Ex Ovo Omnia
Author(s) -
Todd Pagano
Publication year - 2013
Publication title -
journal of science education for students with disabilities
Language(s) - English
Resource type - Journals
eISSN - 1940-9923
pISSN - 1530-7859
DOI - 10.14448/jsesd.05.0005
Subject(s) - mindset , metaphor , facilitator , population , energy (signal processing) , humanity , epistemology , process (computing) , sociology , environmental ethics , aesthetics , psychology , philosophy , computer science , social psychology , mathematics , theology , statistics , demography , operating system
One of history’s most diverse thinkers metaphorically depicted humanity’s dangerous reliance on nonrenewable energy resources as an unborn chick in an egg.

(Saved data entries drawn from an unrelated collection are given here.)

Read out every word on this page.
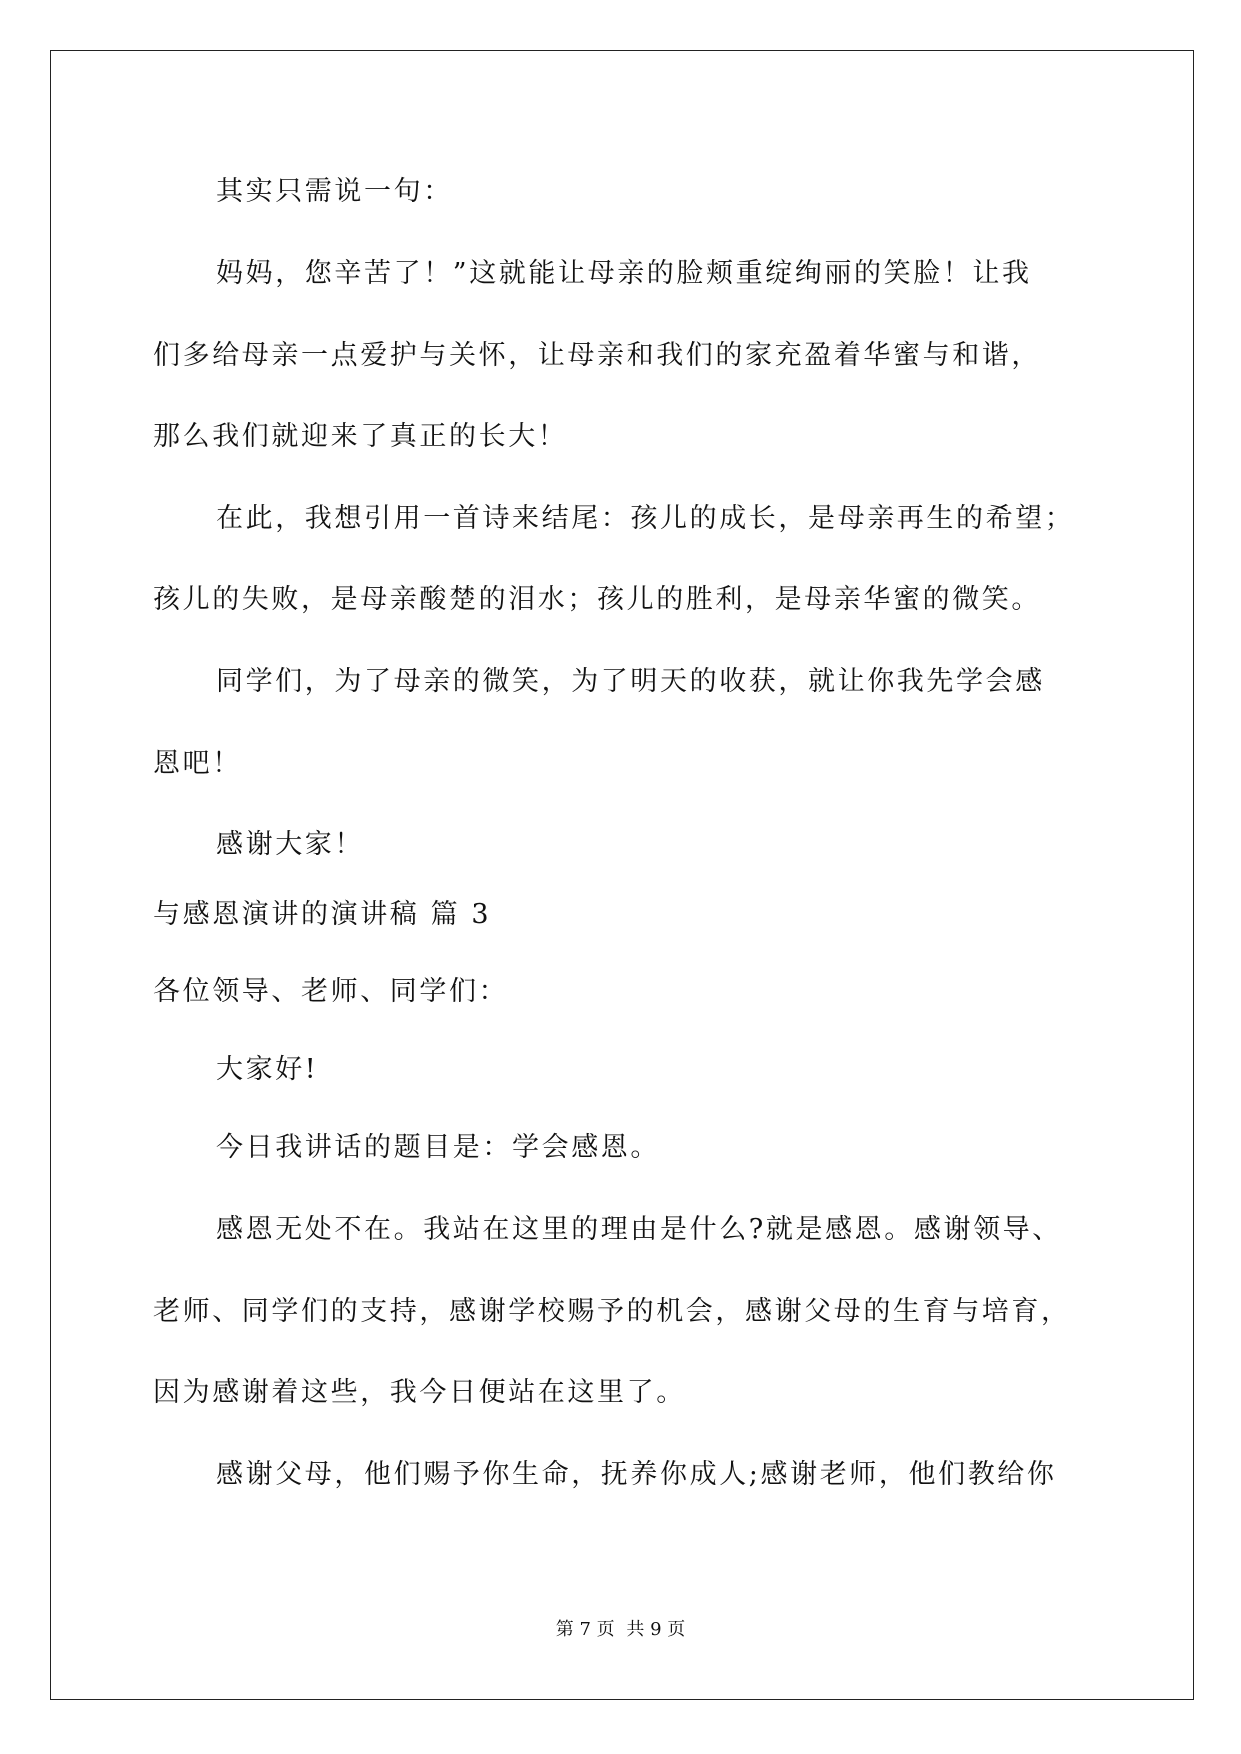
其实只需说一句：
妈妈，您辛苦了！”这就能让母亲的脸颊重绽绚丽的笑脸！让我
们多给母亲一点爱护与关怀，让母亲和我们的家充盈着华蜜与和谐，
那么我们就迎来了真正的长大！
在此，我想引用一首诗来结尾：孩儿的成长，是母亲再生的希望；
孩儿的失败，是母亲酸楚的泪水；孩儿的胜利，是母亲华蜜的微笑。
同学们，为了母亲的微笑，为了明天的收获，就让你我先学会感
恩吧！
感谢大家！
与感恩演讲的演讲稿 篇 3
各位领导、老师、同学们：
大家好!
今日我讲话的题目是：学会感恩。
感恩无处不在。我站在这里的理由是什么?就是感恩。感谢领导、
老师、同学们的支持，感谢学校赐予的机会，感谢父母的生育与培育，
因为感谢着这些，我今日便站在这里了。
感谢父母，他们赐予你生命，抚养你成人;感谢老师，他们教给你
第 7 页 共 9 页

American philosopher, poet, scientist, and mathematician, Buckminster Fuller, described the nutrients in an egg as the temporary and extinguishable support required for the development of an unhatched chick. Once the nutrients are depleted, the chick must break from its shell and cultivate its own mechanism for survival. Symbolically, he explained that the human population must view the use of earth’s finite resources as the nutriment in an egg that can be provisionally relied upon in order to provide the necessary time and energy required for mankind to establish alternative energy sources for a sustainable future. I use Bucky’s metaphor to describe my own teaching philosophy; the role of the educator as that of a facilitator, or provider of the “egg”. Using this mindset and a variety of learning modalities in my classroom, I am hopeful that at the end of the educational process, my students emerge from their “shells” with the necessary skills to be renewable sources of learning unto themselves.